Last week, the Centers for Disease Control and Prevention officially began advising all Americans to wear face masks in public during the coronavirus pandemic to slow the spread.
The government's reasoning: Studies have found that infected people can spread the virus to others before they show symptoms, and asymptomatic carriers may not show symptoms at all. If everyone wears masks, that can help limit transmission and exposure. The guidelines now state, "CDC recommends wearing cloth face coverings in public settings where other social distancing measures are difficult to maintain," like grocery stores and pharmacies.
This is a shift from the CDC's previous guidelines, which only recommended masks for health care workers and for people who were either sick or caring for someone ill. It comes in response to new scientific understandings about how contagious the coronavirus can be, even among people who aren't showing symptoms, and it follows the lead of many Asian countries and the Czech Republic, where widespread or mandatory mask usage seems to have helped to flatten the curve.

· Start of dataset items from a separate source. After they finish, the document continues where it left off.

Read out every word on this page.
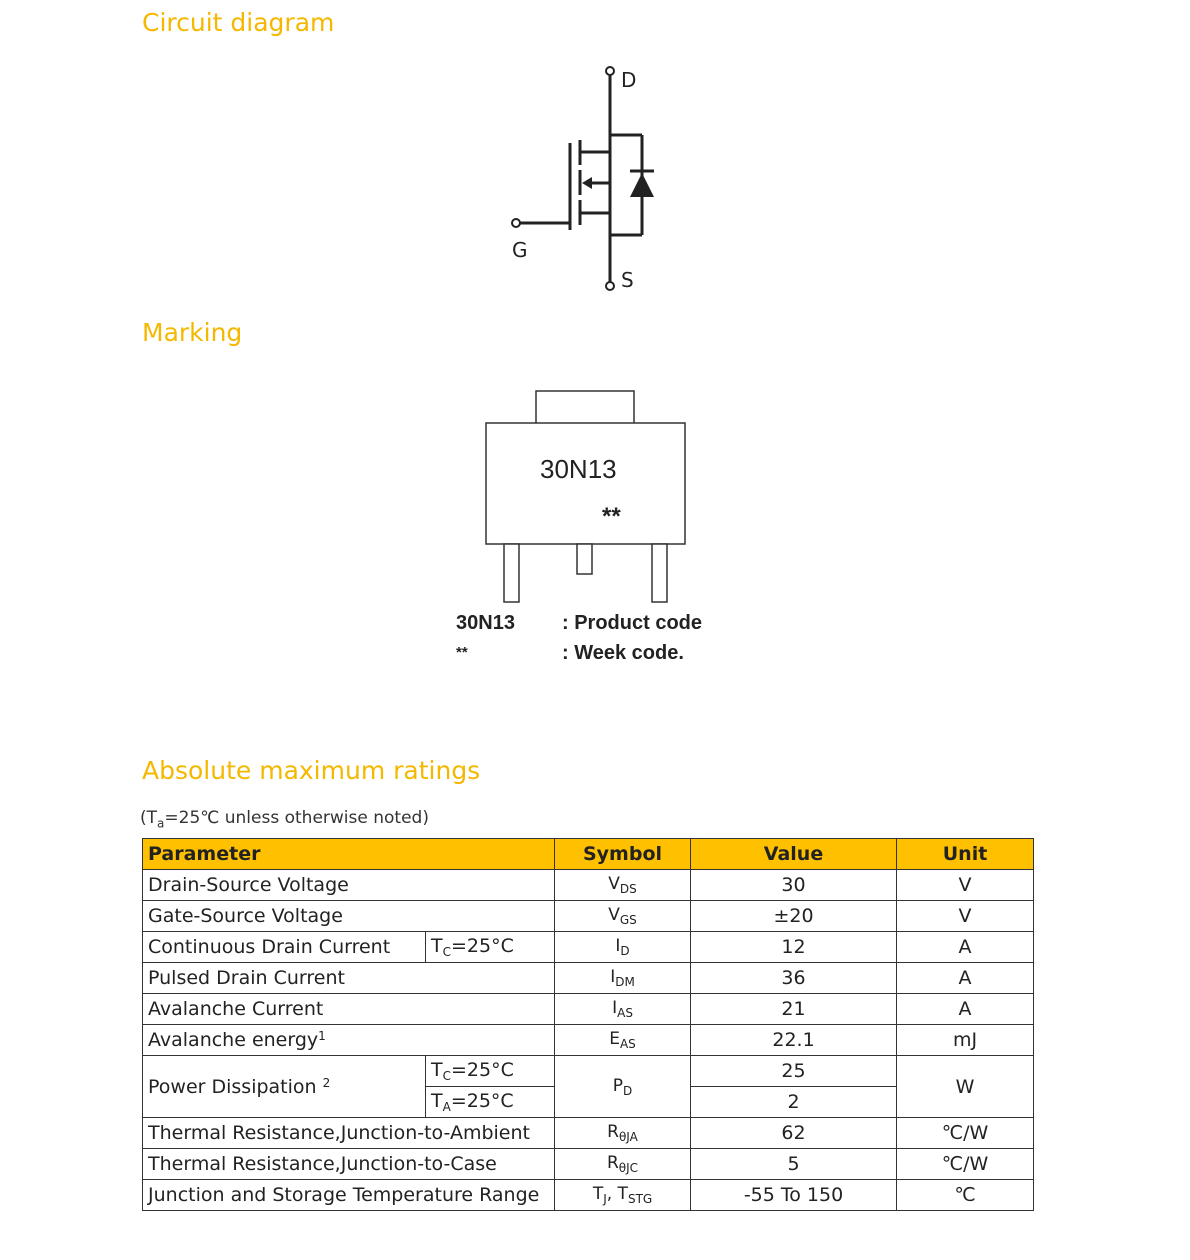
Circuit diagram
D
G
S
Marking
30N13
**
30N13
**
: Product code
: Week code.
Absolute maximum ratings
($T_a=25℃$ unless otherwise noted)
Parameter		Symbol	Value	Unit
Drain-Source Voltage		$V_{DS}$	30	V
Gate-Source Voltage		$V_{GS}$	±20	V
Continuous Drain Current	$T_C=25^\circ C$	$I_D$	12	A
Pulsed Drain Current		$I_{DM}$	36	A
Avalanche Current		$I_{AS}$	21	A
Avalanche energy$^1$		$E_{AS}$	22.1	mJ
Power Dissipation $^2$	$T_C=25^\circ C$	$P_D$	25	W
	$T_A=25^\circ C$		2	
Thermal Resistance,Junction-to-Ambient		$R_{\theta JA}$	62	℃/W
Thermal Resistance,Junction-to-Case		$R_{\theta JC}$	5	℃/W
Junction and Storage Temperature Range		$T_J$, $T_{STG}$	-55 To 150	℃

Here's what you need to keep in mind when you're either buying or making a face mask.
The CDC recommends that most people wear reusable cloth masks. Professional grade N95 respirators and surgical masks should be reserved for healthcare workers because they have more sustained, direct exposure to the virus.
Studies have found that cloth masks are less effective at filtering out virus particles than professional or medical grade masks. Their efficacy also varies widely depending on factors like the kind of mask, the materials used and layers of fabric, and its fit on the wearer's face. Still, experts say, a cloth mask helps reduce your exposure and other people's exposure to you.
It's also a physical reminder to be cautious.
"The reason to put on a mask is because — and I do this in the hospital — is, you stop touching your face," David Price, a pulmonologist at New York's Weill Cornell Medical Center, said during a recent online seminar.
A DIY mask can be safe, simple, and cost-effective, if you follow directions. Over the past few weeks, video tutorials have popped up online for people who want to make their own masks. Many people have already found that mask-making is a great excuse to break out their sewing machines.
You can also create a mask out of materials like hair ties and an old T-shirt or scarf with no sewing required. The CDC has instructions for two no-sew masks, including one made with a bandanna and a coffee filter. Surgeon General Jerome Adams uploaded a tutorial of his own to YouTube on Friday.
If you already have those materials lying around, or if you already have a pair of scissors and a T-shirt you never wear anymore, making your own mask is essentially free.
Daniel Griffin, an infectious disease expert at Columbia University Medical Center, told NPR that a tight-weave cotton is the best material for a reusable mask, since the virus tends to survive longer on synthetic fabrics. If you want to quickly get a sense of your mask's filtration quality, experts say you can simply hold it up to the light — if you can see the fibers, you should use heavier fabric. According to one preliminary study, tightly woven quilters' cotton may be able to filter out particles more effectively than some surgical masks.
Thousands of reusable masks are available from sellers on Etsy, most for around $10 each. Etsy does stress that masks sold on its platform aren't medical grade and any individual seller that claims otherwise is violating the site's terms.
Many fashion outlets are also selling to the general public. Menswear brand Buck Mason and chef-wear brand Hedley & Bennett are both donating one mask for every one sold. And T-shirt manufacturer Custom Ink is selling 12-packs of cloth masks for $30.
Disposable surgical masks and reusable cloth masks are available on Amazon as well, although supplies are limited and in many cases estimated delivery dates are in May and June.
It's important to follow best practices when putting on, wearing, and removing a cloth mask. The CDC says it should "fit snugly but comfortably against the side of the face," cover both your nose and mouth, and should be washed regularly. You can pop it in your washing machine, if you have one.
An analysis from British medical journal The Lancet was unable to detect any traces of the virus on treated cloth after two days.
Remember, though, a mask isn't an excuse to let important habits like social distancing and washing your hands fall by the wayside, Joseph Allen, assistant professor of exposure assessment science at Harvard University's T.H. Chan School of Public Health, said during a press conference last week. In combination, those smaller measure can help reduce the spread of the virus.
"The scale and scope of what we're facing, I believe, requires or mandates that we take every precaution we can," says Allen.